Raphael Brinkert will Schalkes Aufsichtsrat mit klarer Vision reformieren
Uta PatbergRaphael Brinkert will Schalkes Aufsichtsrat mit klarer Vision reformieren
Raphael Brinkert kandidiert für einen Sitz im Aufsichtsrat des FC Schalke 04. Die anstehende Wahl findet auf der Mitgliederversammlung am 15. November statt. Sein Vorstoß erfolgt zu einer Zeit, in der der Verein nach der Rückkehr in die Bundesliga und finanzieller Stabilität strebt.
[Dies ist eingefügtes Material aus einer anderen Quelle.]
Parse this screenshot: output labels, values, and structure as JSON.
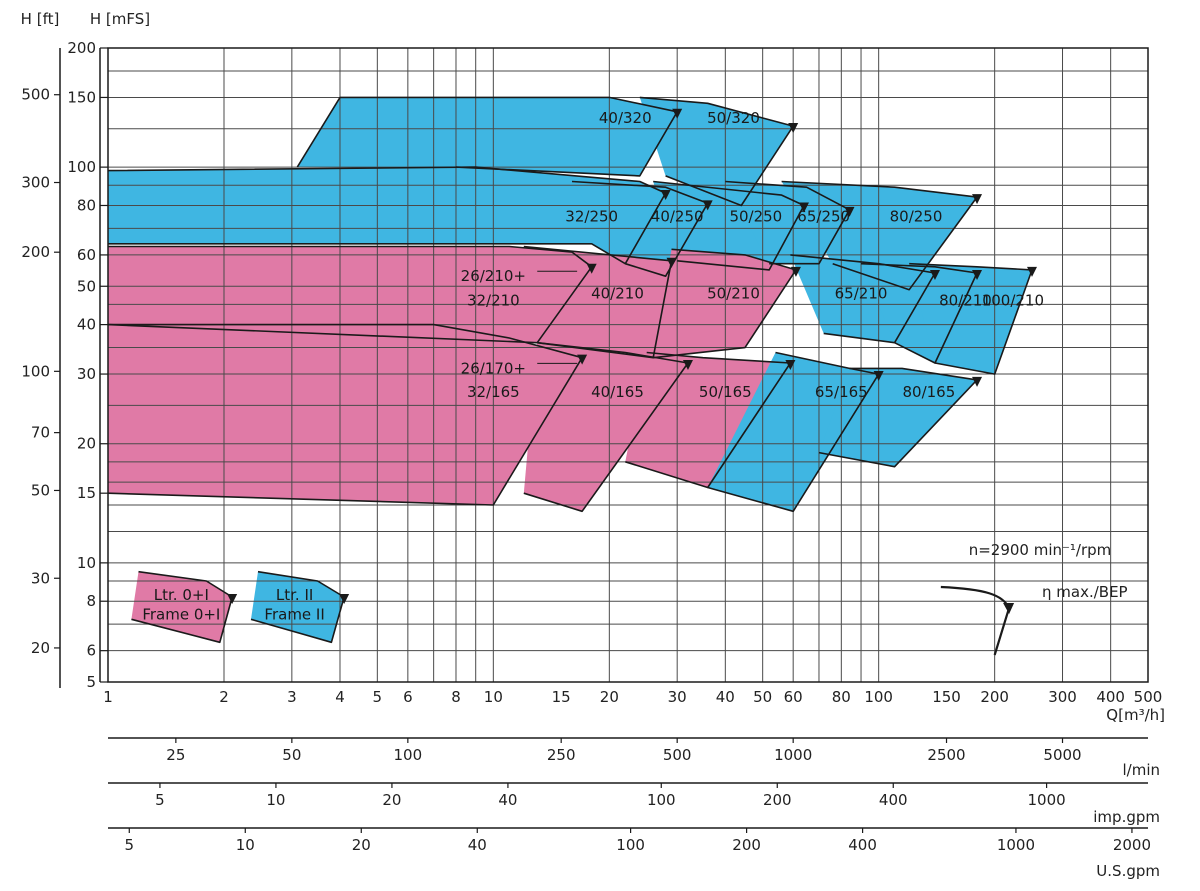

Brinkert bringt Erfahrung in den Bereichen Marketing, Kommunikation und Krisen-PR in seine Bewerbung ein. Zudem verfügt er über politisches Engagement, von dem er überzeugt ist, dass es der Vereinsführung zugutekommen wird. Sein Hauptanliegen ist die Wiederherstellung von Schalkes Position unter den Spitzenmannschaften des deutschen Fußballs.
Er lehnt eine Ausgliederung der Profiabteilung entschieden ab und bezeichnet sie als unnötig. Ein solcher Schritt käme für ihn nur infrage, falls der Verein vor der Insolvenz stünde. Stattdessen will Brinkert, dass Schalke unter gleichen Bedingungen mit den Top-Klubs konkurriert – ohne strukturelle Umbrüche.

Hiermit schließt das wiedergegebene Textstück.